If Jordan felt strange so did O'Neal, who had a sheepish grin on his face while watching Jordan receive the award. O'Neal, who ** complained two years ago after being double- and triple-teamed in the All-Star Game, tried to downplay the voting. But it was clear he was disappointed.
"I'm not going to play next year," O'Neal said, before winking. Later he added: "I played well. But nothing ever disturbs me. I'm going to get some respect the second half of the season."
Jordan, who didn't return after leaving with 3:55 left in the third quarter, won by a 4-3 vote of seven journalists that was taken several minutes before the game ended.
Jordan left the game shortly after his driving dunk gave the East an 88-71 lead. The East outscored the West 41-22 in the third quarter.
"We didn't play particularly well," said Sacramento Kings guard Mitch Richmond, last year's MVP. "We wanted to try to keep the game very close and we didn't do that."
It sure wasn't close going into the final quarter, with the East leading 102-80. That's when the West, which trailed 61-58 at halftime, tried to get back in the game. When Richmond took a feed from David Robinson and scored on a layup with 4:10 left, the West was within 111-103.
But Anfernee Hardaway (18 points, seven assists) answered with consecutive three-pointers, the second increasing the lead to 117-103 with 3:22 left.
And it was all East from there, with O'Neal putting an exclamation point on the win with a driving dunk over Robinson of the hometown Spurs with 40 seconds left.

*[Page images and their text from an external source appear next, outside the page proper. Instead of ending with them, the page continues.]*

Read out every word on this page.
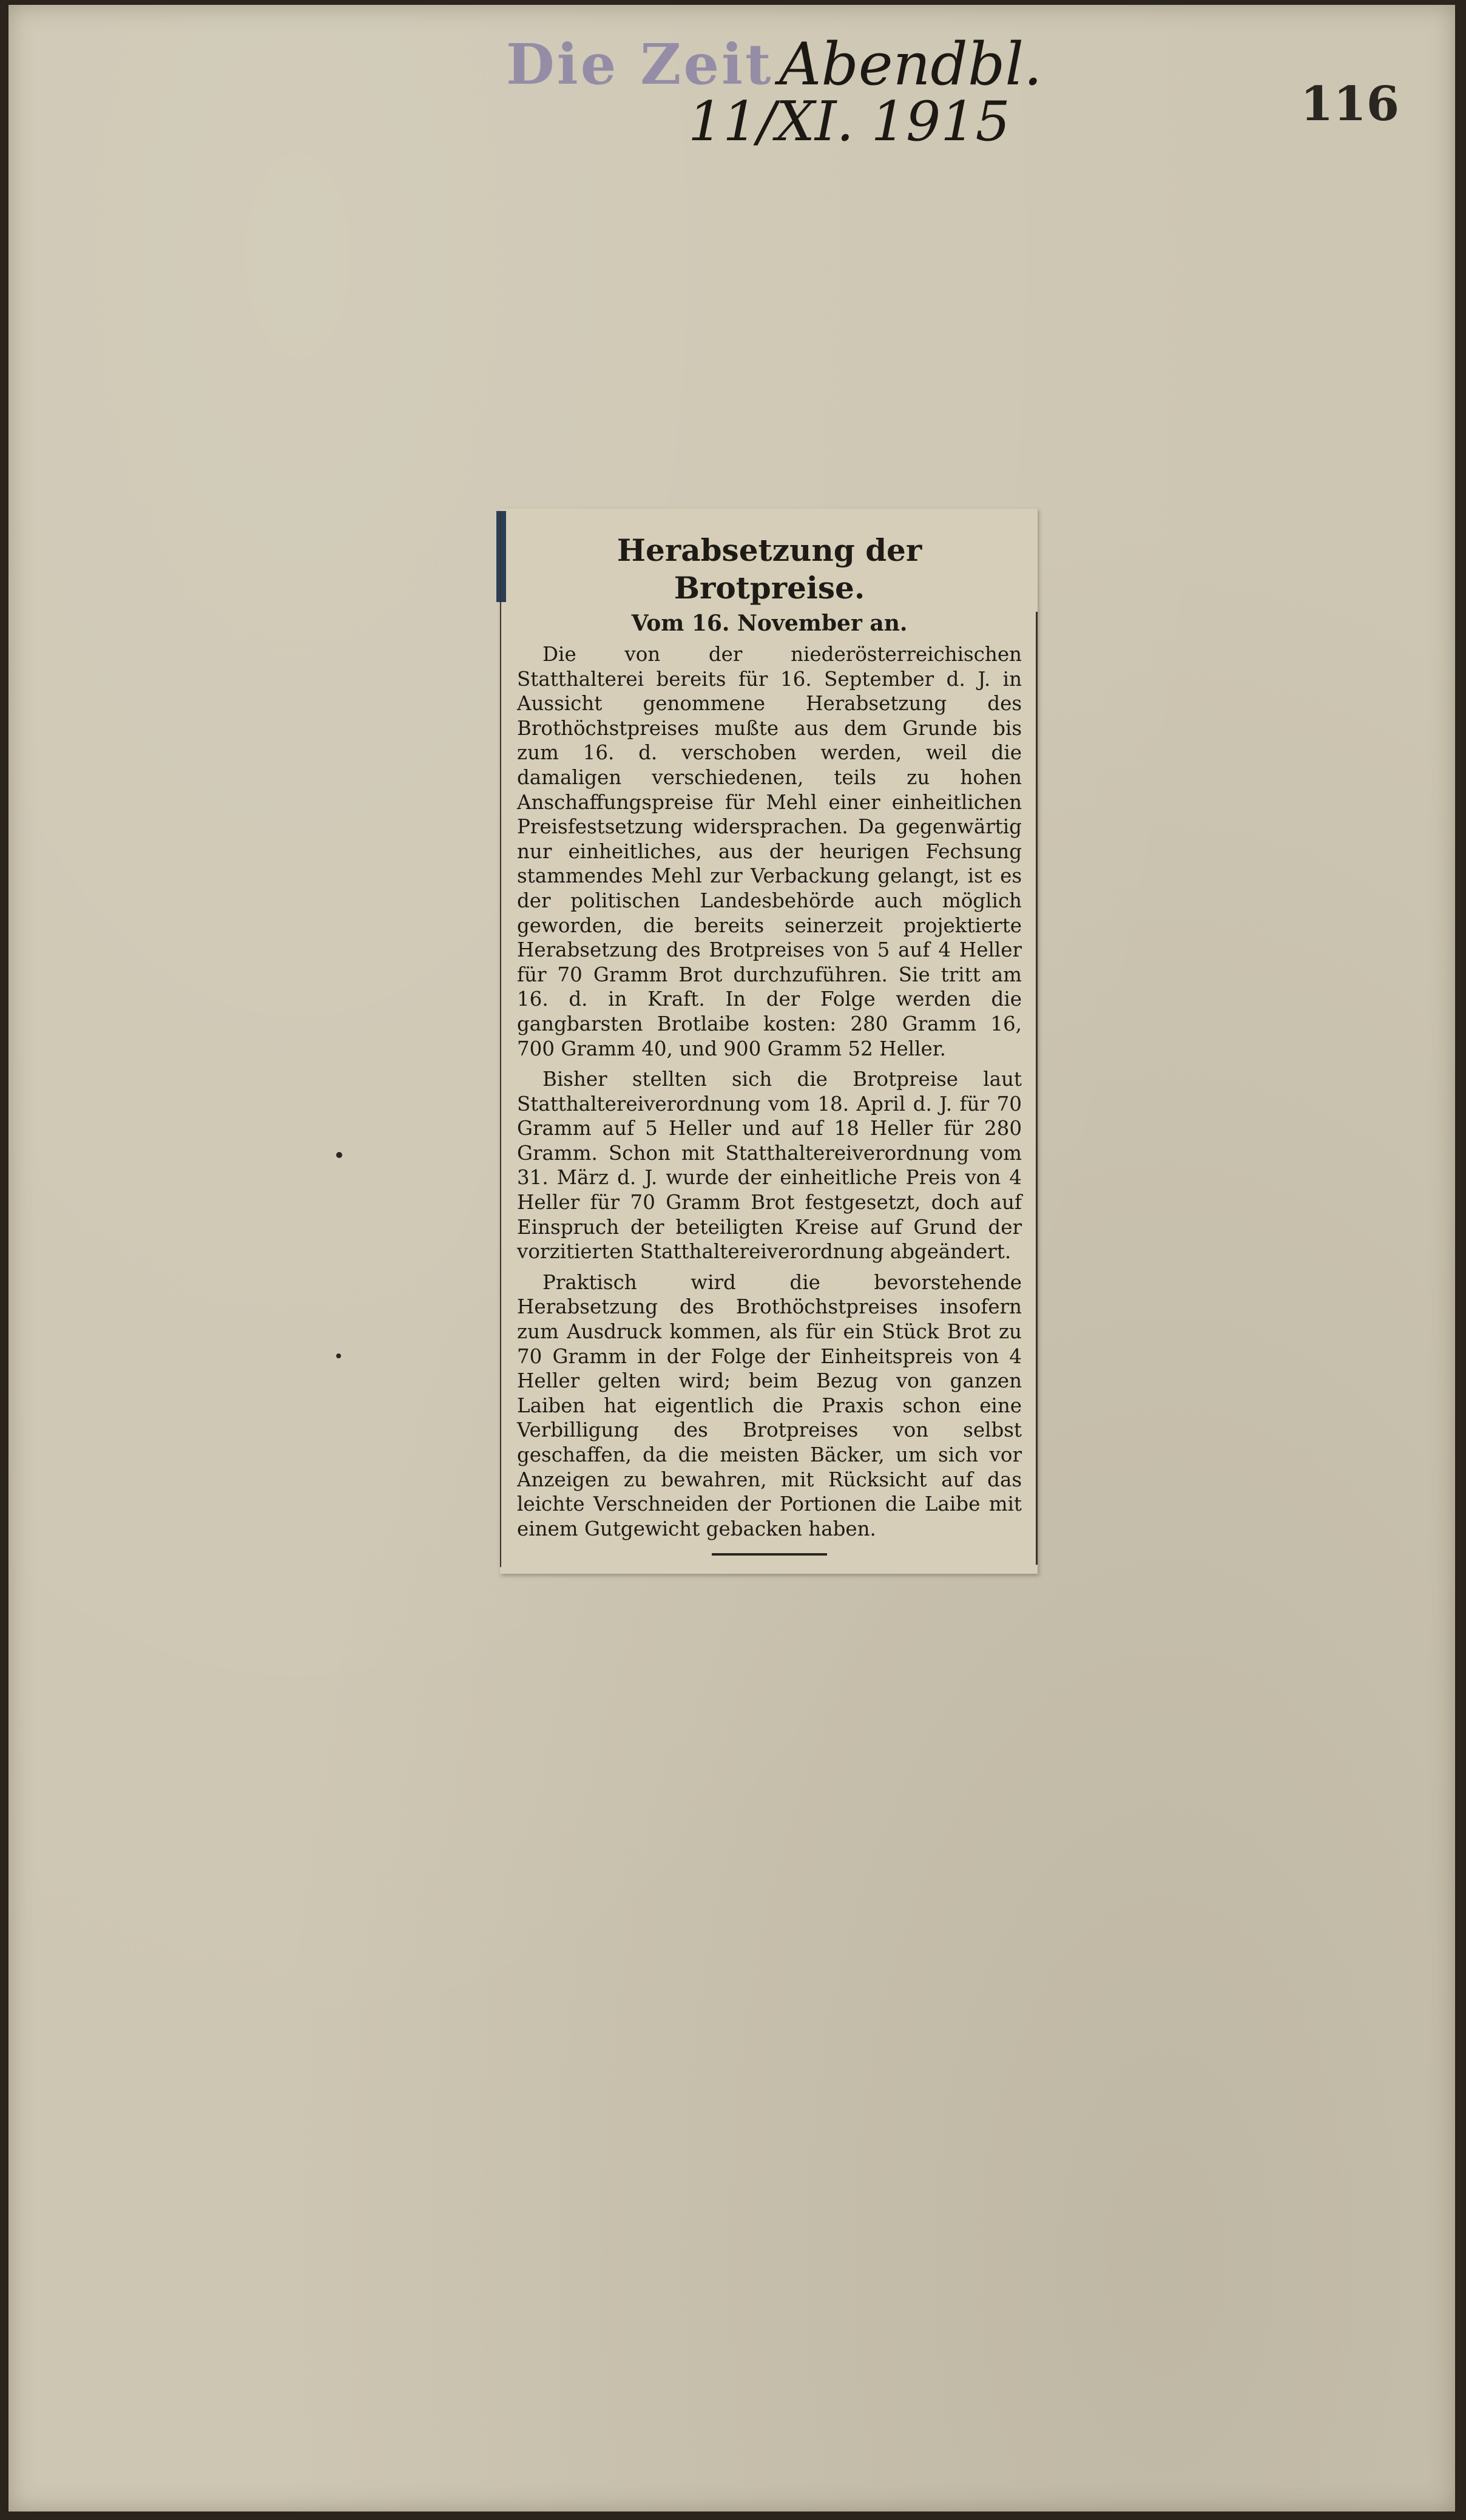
Die Zeit Abendbl.
11/XI. 1915	116
Herabsetzung der Brotpreise.
Vom 16. November an.

Die von der niederösterreichischen Statthalterei bereits für 16. September d. J. in Aussicht genommene Herabsetzung des Brothöchstpreises mußte aus dem Grunde bis zum 16. d. verschoben werden, weil die damaligen verschiedenen, teils zu hohen Anschaffungspreise für Mehl einer einheitlichen Preisfestsetzung widersprachen. Da gegenwärtig nur einheitliches, aus der heurigen Fechsung stammendes Mehl zur Verbackung gelangt, ist es der politischen Landesbehörde auch möglich geworden, die bereits seinerzeit projektierte Herabsetzung des Brotpreises von 5 auf 4 Heller für 70 Gramm Brot durchzuführen. Sie tritt am 16. d. in Kraft. In der Folge werden die gangbarsten Brotlaibe kosten: 280 Gramm 16, 700 Gramm 40, und 900 Gramm 52 Heller.

Bisher stellten sich die Brotpreise laut Statthaltereiverordnung vom 18. April d. J. für 70 Gramm auf 5 Heller und auf 18 Heller für 280 Gramm. Schon mit Statthaltereiverordnung vom 31. März d. J. wurde der einheitliche Preis von 4 Heller für 70 Gramm Brot festgesetzt, doch auf Einspruch der beteiligten Kreise auf Grund der vorzitierten Statthaltereiverordnung abgeändert.

Praktisch wird die bevorstehende Herabsetzung des Brothöchstpreises insofern zum Ausdruck kommen, als für ein Stück Brot zu 70 Gramm in der Folge der Einheitspreis von 4 Heller gelten wird; beim Bezug von ganzen Laiben hat eigentlich die Praxis schon eine Verbilligung des Brotpreises von selbst geschaffen, da die meisten Bäcker, um sich vor Anzeigen zu bewahren, mit Rücksicht auf das leichte Verschneiden der Portionen die Laibe mit einem Gutgewicht gebacken haben.
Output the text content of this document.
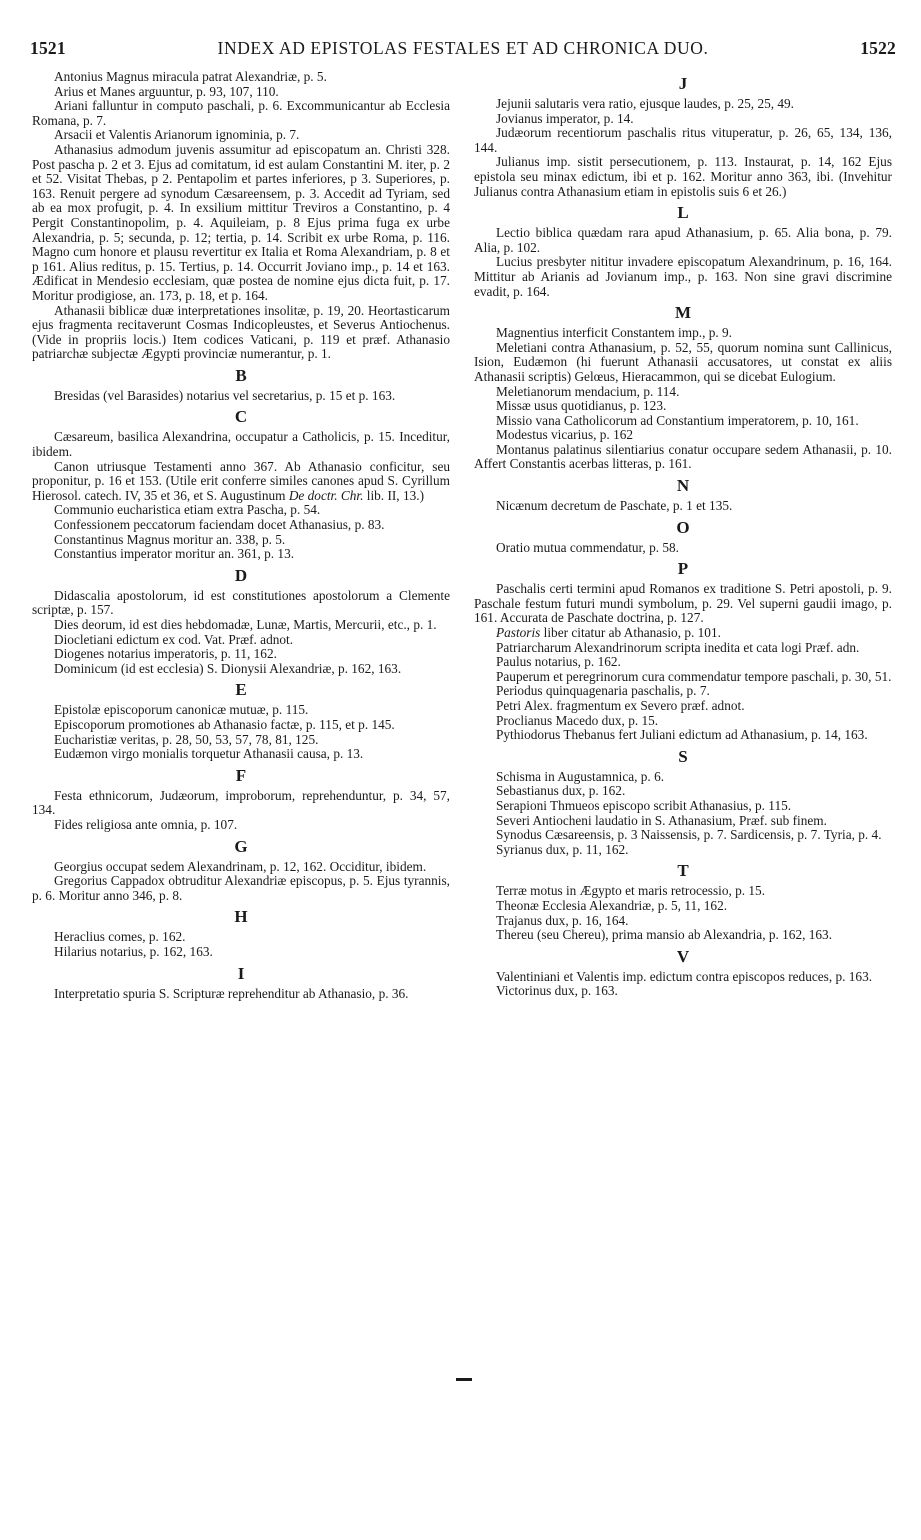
1521	INDEX AD EPISTOLAS FESTALES ET AD CHRONICA DUO.	1522

Antonius Magnus miracula patrat Alexandriæ, p. 5.

Arius et Manes arguuntur, p. 93, 107, 110.

Ariani falluntur in computo paschali, p. 6. Excommunicantur ab Ecclesia Romana, p. 7.

Arsacii et Valentis Arianorum ignominia, p. 7.

Athanasius admodum juvenis assumitur ad episcopatum an. Christi 328. Post pascha p. 2 et 3. Ejus ad comitatum, id est aulam Constantini M. iter, p. 2 et 52. Visitat Thebas, p 2. Pentapolim et partes inferiores, p 3. Superiores, p. 163. Renuit pergere ad synodum Cæsareensem, p. 3. Accedit ad Tyriam, sed ab ea mox profugit, p. 4. In exsilium mittitur Treviros a Constantino, p. 4 Pergit Constantinopolim, p. 4. Aquileiam, p. 8 Ejus prima fuga ex urbe Alexandria, p. 5; secunda, p. 12; tertia, p. 14. Scribit ex urbe Roma, p. 116. Magno cum honore et plausu revertitur ex Italia et Roma Alexandriam, p. 8 et p 161. Alius reditus, p. 15. Tertius, p. 14. Occurrit Joviano imp., p. 14 et 163. Ædificat in Mendesio ecclesiam, quæ postea de nomine ejus dicta fuit, p. 17. Moritur prodigiose, an. 173, p. 18, et p. 164.

Athanasii biblicæ duæ interpretationes insolitæ, p. 19, 20. Heortasticarum ejus fragmenta recitaverunt Cosmas Indicopleustes, et Severus Antiochenus. (Vide in propriis locis.) Item codices Vaticani, p. 119 et præf. Athanasio patriarchæ subjectæ Ægypti provinciæ numerantur, p. 1.

B

Bresidas (vel Barasides) notarius vel secretarius, p. 15 et p. 163.

C

Cæsareum, basilica Alexandrina, occupatur a Catholicis, p. 15. Inceditur, ibidem.

Canon utriusque Testamenti anno 367. Ab Athanasio conficitur, seu proponitur, p. 16 et 153. (Utile erit conferre similes canones apud S. Cyrillum Hierosol. catech. IV, 35 et 36, et S. Augustinum De doctr. Chr. lib. II, 13.)

Communio eucharistica etiam extra Pascha, p. 54.

Confessionem peccatorum faciendam docet Athanasius, p. 83.

Constantinus Magnus moritur an. 338, p. 5.

Constantius imperator moritur an. 361, p. 13.

D

Didascalia apostolorum, id est constitutiones apostolorum a Clemente scriptæ, p. 157.

Dies deorum, id est dies hebdomadæ, Lunæ, Martis, Mercurii, etc., p. 1.

Diocletiani edictum ex cod. Vat. Præf. adnot.

Diogenes notarius imperatoris, p. 11, 162.

Dominicum (id est ecclesia) S. Dionysii Alexandriæ, p. 162, 163.

E

Epistolæ episcoporum canonicæ mutuæ, p. 115.

Episcoporum promotiones ab Athanasio factæ, p. 115, et p. 145.

Eucharistiæ veritas, p. 28, 50, 53, 57, 78, 81, 125.

Eudæmon virgo monialis torquetur Athanasii causa, p. 13.

F

Festa ethnicorum, Judæorum, improborum, reprehenduntur, p. 34, 57, 134.

Fides religiosa ante omnia, p. 107.

G

Georgius occupat sedem Alexandrinam, p. 12, 162. Occiditur, ibidem.

Gregorius Cappadox obtruditur Alexandriæ episcopus, p. 5. Ejus tyrannis, p. 6. Moritur anno 346, p. 8.

H

Heraclius comes, p. 162.

Hilarius notarius, p. 162, 163.

I

Interpretatio spuria S. Scripturæ reprehenditur ab Athanasio, p. 36.

J

Jejunii salutaris vera ratio, ejusque laudes, p. 25, 25, 49.

Jovianus imperator, p. 14.

Judæorum recentiorum paschalis ritus vituperatur, p. 26, 65, 134, 136, 144.

Julianus imp. sistit persecutionem, p. 113. Instaurat, p. 14, 162 Ejus epistola seu minax edictum, ibi et p. 162. Moritur anno 363, ibi. (Invehitur Julianus contra Athanasium etiam in epistolis suis 6 et 26.)

L

Lectio biblica quædam rara apud Athanasium, p. 65. Alia bona, p. 79. Alia, p. 102.

Lucius presbyter nititur invadere episcopatum Alexandrinum, p. 16, 164. Mittitur ab Arianis ad Jovianum imp., p. 163. Non sine gravi discrimine evadit, p. 164.

M

Magnentius interficit Constantem imp., p. 9.

Meletiani contra Athanasium, p. 52, 55, quorum nomina sunt Callinicus, Ision, Eudæmon (hi fuerunt Athanasii accusatores, ut constat ex aliis Athanasii scriptis) Gelœus, Hieracammon, qui se dicebat Eulogium.

Meletianorum mendacium, p. 114.

Missæ usus quotidianus, p. 123.

Missio vana Catholicorum ad Constantium imperatorem, p. 10, 161.

Modestus vicarius, p. 162

Montanus palatinus silentiarius conatur occupare sedem Athanasii, p. 10. Affert Constantis acerbas litteras, p. 161.

N

Nicænum decretum de Paschate, p. 1 et 135.

O

Oratio mutua commendatur, p. 58.

P

Paschalis certi termini apud Romanos ex traditione S. Petri apostoli, p. 9. Paschale festum futuri mundi symbolum, p. 29. Vel superni gaudii imago, p. 161. Accurata de Paschate doctrina, p. 127.

Pastoris liber citatur ab Athanasio, p. 101.

Patriarcharum Alexandrinorum scripta inedita et cata logi Præf. adn.

Paulus notarius, p. 162.

Pauperum et peregrinorum cura commendatur tempore paschali, p. 30, 51.

Periodus quinquagenaria paschalis, p. 7.

Petri Alex. fragmentum ex Severo præf. adnot.

Proclianus Macedo dux, p. 15.

Pythiodorus Thebanus fert Juliani edictum ad Athanasium, p. 14, 163.

S

Schisma in Augustamnica, p. 6.

Sebastianus dux, p. 162.

Serapioni Thmueos episcopo scribit Athanasius, p. 115.

Severi Antiocheni laudatio in S. Athanasium, Præf. sub finem.

Synodus Cæsareensis, p. 3 Naissensis, p. 7. Sardicensis, p. 7. Tyria, p. 4.

Syrianus dux, p. 11, 162.

T

Terræ motus in Ægypto et maris retrocessio, p. 15.

Theonæ Ecclesia Alexandriæ, p. 5, 11, 162.

Trajanus dux, p. 16, 164.

Thereu (seu Chereu), prima mansio ab Alexandria, p. 162, 163.

V

Valentiniani et Valentis imp. edictum contra episcopos reduces, p. 163.

Victorinus dux, p. 163.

"That was awesome," said Charles Barkley, who, bothered by a touch of bronchitis, scored eight points in 16 minutes. "I don't know what David was thinking. He just lost his mind."
In fact the dunk was one of the few highlights in a game that, for the third year in a row, lacked excitement and drama. The crowd booed O'Neal loudly on the dunk because it came over Robinson, who received the loudest ovation during opening introductions.
"This crowd has been supporting us for seven years now and when we walked out there, I just got those butterflies in my stomach again," said Robinson. "I think I was more nervous before the game than I have been since my rookie year."
Robinson played well, registering team highs of 18 points and 11 rebounds in 23 minutes. Robinson had 10 points during the fourth-quarter rally and just might have settled the MVP controversy had his team won.
But that honor came down to Jordan and O'Neal. And Jordan, the league's top scorer, played well in his first All-Star Game since 1993.
"I'm just amazed at how intense he plays basketball for someone who has been playing for so many years," West coach George Karl said. "It seems like since he has been back, he actually plays harder and with more intensity now than he did a couple of years ago."
But there was quite a lot of sentiment for O'Neal.
"I think Shaq still deserves it," Barkley said. "But let's not leave this All-Star Game on a negative note. Shaq's going to get his in his career."
Many felt "his" should have came last night.
"Shaq could have easily been chosen MVP, and probably deserves it," Jordan said. "If it's going to make him mad in the second half of the season, he can have it."
And would Jordan go as far as giving him the trophy?
"I might do that when I get back to the locker room," Jordan said. "This is something a young person can utilize to move him closer to the legendary figure that he is going to be. It's a great honor to be considered, and a great honor to win. I certainly don't have a problem with presenting it to him."
L O'Neal's response, when he was told that: "I don't want it."